Ending his dissent, Justice Leonen writes:
“We forget the lessons of the past when we allow abuse to hold sway over the lives of those who are unrelated to us. Silence, in the face of abuse, is complicity.
The burial of Ferdinand E. Marcos at the Libingan ng mga Bayani is not an act of national healing. It is an effort to forget out collective shame, to bury our inaction for many years. It is to contribute to the impunity against human rights abuses and the plunder of our public trust.
To deny these petitions is to participate in the effort to create myth at the expense of history.
Ferdinand E. Marcos is no hero. His remains, by law, cannot be transferred to the Libingan ng mga Bayani.
Justice Alfredo Benjamin S. Caguioa pointed out that the order to inter the remains for former President Marcos at LNMB is contrary to the Constitution, the law, and several executive issuances that have the force of law, as well as the public policy that the Constitution, the said laws, and executive issuances espouse and advance.
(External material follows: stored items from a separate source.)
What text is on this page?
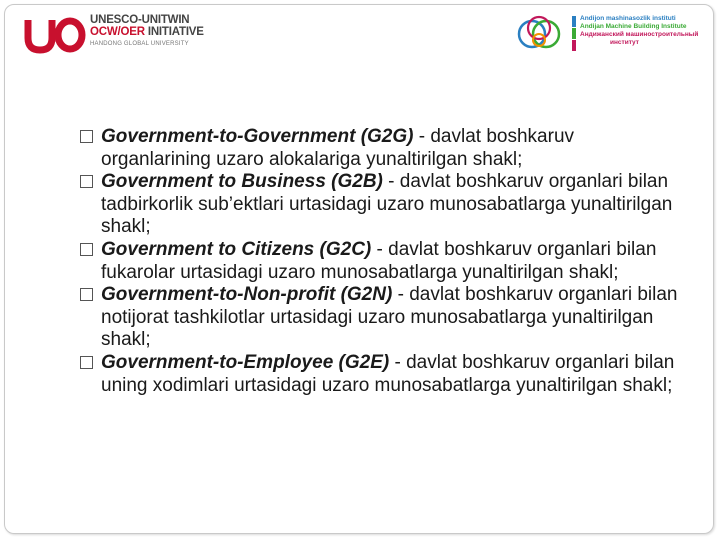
UNESCO-UNITWIN
OCW/OER INITIATIVE
HANDONG GLOBAL UNIVERSITY
Andijon mashinasozlik instituti
Andijan Machine Building Institute
Андижанский машиностроительный
институт
Government-to-Government (G2G) - davlat boshkaruv organlarining uzaro alokalariga yunaltirilgan shakl;
Government to Business (G2B) - davlat boshkaruv organlari bilan tadbirkorlik sub’ektlari urtasidagi uzaro munosabatlarga yunaltirilgan shakl;
Government to Citizens (G2C) - davlat boshkaruv organlari bilan fukarolar urtasidagi uzaro munosabatlarga yunaltirilgan shakl;
Government-to-Non-profit (G2N) - davlat boshkaruv organlari bilan notijorat tashkilotlar urtasidagi uzaro munosabatlarga yunaltirilgan shakl;
Government-to-Employee (G2E) - davlat boshkaruv organlari bilan uning xodimlari urtasidagi uzaro munosabatlarga yunaltirilgan shakl;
He pointed out that the argument “that burying (Marcos) in the LNMB does not make him a hero disregards the status of the LNMB as a national shrine, the public policy in treating national shrines, the standards set forth in these laws and executive issuances as well as in the AFP LNMB burial regulations.” He also disagreed with the Solicitor General’s argument that the President’s power to reserve land for a public purpose under Section 14, Chapter IV, Book III of the Revised Administrative Code of 1987 (RAC) was sufficient basis for the President’s decision to inter the Marcos remains. On this, he noted that the RAC provision (as well as Sec. 83 of CA 141 or The Public Land Act) both required the President to exercise this power by proclamation or executive order. The President’s order to inter is a verbal order, which falls short of the manner prescribed by law for its exercise.
He also disagreed that interring the Marcos remains constituted a public purpose for purpose of the RAC considering the Solicitor General’s admission that the burial of the Marcos remains was a campaign promise of the President to the Marcos family. In his opinion, this indicated that the interment serves no public purpose and does not justify the disbursement of public funds therefor.